The authors grew up three strains of Arabidopsis: one wild-type, one with a DGD mutation, and one with a stomatal density mutation. They used GC/MS to profile the strains with 300+ metabolites in an unbiased approach that picked up a number of unknown molecules. Nearly 60 compounds were found to be significantly different between wt and the DGD mutation. The authors used an unbiased approach and found that a number of unidentified compounds were also noticeably different. Each strain has a unique metabolic profile, as determined through principal component analysis.

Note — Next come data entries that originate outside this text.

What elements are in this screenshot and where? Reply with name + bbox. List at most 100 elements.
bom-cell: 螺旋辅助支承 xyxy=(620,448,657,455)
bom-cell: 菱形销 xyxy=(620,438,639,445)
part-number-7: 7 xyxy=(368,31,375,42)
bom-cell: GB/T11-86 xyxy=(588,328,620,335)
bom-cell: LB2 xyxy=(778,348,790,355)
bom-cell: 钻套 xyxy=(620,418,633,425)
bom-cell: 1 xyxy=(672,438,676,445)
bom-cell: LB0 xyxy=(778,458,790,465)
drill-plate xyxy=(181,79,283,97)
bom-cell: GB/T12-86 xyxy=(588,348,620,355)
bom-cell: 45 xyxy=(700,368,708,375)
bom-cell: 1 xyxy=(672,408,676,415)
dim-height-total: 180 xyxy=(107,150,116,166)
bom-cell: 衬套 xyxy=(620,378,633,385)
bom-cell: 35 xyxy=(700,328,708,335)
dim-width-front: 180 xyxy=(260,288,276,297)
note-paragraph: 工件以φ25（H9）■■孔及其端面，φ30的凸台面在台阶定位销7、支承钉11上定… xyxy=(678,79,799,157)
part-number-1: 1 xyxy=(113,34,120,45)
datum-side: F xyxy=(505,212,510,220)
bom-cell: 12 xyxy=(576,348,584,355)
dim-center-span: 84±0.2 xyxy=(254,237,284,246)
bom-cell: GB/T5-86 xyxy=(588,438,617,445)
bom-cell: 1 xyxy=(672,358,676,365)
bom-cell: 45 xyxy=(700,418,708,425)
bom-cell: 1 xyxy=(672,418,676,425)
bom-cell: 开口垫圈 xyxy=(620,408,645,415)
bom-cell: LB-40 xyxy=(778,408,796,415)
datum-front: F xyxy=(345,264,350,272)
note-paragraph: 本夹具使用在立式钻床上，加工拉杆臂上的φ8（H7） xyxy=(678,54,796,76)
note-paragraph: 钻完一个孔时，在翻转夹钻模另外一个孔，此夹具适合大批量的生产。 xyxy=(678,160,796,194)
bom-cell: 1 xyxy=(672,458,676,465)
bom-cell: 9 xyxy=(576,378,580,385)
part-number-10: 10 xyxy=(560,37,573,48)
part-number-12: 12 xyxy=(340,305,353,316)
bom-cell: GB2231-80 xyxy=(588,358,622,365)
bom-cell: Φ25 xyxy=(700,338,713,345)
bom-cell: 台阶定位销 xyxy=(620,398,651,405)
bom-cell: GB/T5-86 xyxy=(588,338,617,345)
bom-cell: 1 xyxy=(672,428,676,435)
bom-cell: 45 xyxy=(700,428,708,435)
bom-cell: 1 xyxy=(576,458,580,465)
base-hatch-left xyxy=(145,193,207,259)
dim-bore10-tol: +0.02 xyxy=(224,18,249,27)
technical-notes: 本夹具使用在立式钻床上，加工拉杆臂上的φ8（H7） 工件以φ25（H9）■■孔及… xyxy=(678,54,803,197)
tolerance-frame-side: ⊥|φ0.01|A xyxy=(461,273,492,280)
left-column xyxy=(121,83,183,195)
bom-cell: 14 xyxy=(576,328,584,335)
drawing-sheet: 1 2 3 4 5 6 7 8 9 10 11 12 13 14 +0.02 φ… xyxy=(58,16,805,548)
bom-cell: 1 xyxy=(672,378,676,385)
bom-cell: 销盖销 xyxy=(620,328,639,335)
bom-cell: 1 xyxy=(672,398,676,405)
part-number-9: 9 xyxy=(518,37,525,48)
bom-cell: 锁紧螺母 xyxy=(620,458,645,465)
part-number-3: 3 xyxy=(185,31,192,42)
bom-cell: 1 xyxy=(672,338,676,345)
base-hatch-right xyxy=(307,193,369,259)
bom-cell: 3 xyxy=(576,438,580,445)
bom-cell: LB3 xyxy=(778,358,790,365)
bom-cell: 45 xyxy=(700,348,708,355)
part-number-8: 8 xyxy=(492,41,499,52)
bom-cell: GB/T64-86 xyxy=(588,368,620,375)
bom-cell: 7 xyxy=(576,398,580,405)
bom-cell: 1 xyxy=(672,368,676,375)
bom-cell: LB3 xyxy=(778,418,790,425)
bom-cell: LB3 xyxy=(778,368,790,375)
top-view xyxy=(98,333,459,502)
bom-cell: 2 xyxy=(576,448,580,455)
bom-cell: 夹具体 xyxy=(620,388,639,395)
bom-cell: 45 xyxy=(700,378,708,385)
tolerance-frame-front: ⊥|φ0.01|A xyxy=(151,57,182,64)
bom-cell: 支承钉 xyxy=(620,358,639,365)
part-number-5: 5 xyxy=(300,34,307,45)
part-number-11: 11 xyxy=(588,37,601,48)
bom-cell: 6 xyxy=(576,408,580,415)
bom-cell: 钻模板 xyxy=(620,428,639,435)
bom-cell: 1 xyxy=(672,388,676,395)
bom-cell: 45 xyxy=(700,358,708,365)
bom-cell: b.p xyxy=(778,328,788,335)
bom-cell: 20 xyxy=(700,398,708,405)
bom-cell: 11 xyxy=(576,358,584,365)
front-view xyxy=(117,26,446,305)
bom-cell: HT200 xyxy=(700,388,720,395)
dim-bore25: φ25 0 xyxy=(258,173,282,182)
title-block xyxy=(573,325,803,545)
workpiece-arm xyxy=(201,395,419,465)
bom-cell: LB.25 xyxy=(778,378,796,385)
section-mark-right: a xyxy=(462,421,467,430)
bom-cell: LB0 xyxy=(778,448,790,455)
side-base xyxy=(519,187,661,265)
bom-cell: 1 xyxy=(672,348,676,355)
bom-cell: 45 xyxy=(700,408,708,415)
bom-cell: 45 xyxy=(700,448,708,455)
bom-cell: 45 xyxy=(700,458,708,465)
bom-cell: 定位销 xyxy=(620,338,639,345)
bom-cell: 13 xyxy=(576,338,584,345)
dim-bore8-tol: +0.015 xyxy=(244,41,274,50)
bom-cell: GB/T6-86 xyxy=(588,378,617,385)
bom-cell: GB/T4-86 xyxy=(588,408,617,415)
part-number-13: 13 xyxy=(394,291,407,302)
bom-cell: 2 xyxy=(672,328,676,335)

Significant ( p < 0.01) metabolite differences, between dgd and wt, sdd1-1 and wt. Known or high-fold different metabolites shown.

Other notes:
-used internal standards for correcting and as normalization
-also normalized to 1 mg plant leaf fresh weight
-testing reproducibility in samples that were measured multiple times found deviations for same day analysis at 8 +/- 6% over 149 polar compounds
-tested biological variability and found it in clear excess of preparation variability, averaging 40%
-single gene change showed 153 of 326 significant differences in metabolites

“This analysis demonstrates the power of the metabolite profiling method to identify and quantify previously overlooked alterations, following a more comprehensive interpretation of the consequences of genetic modifications.”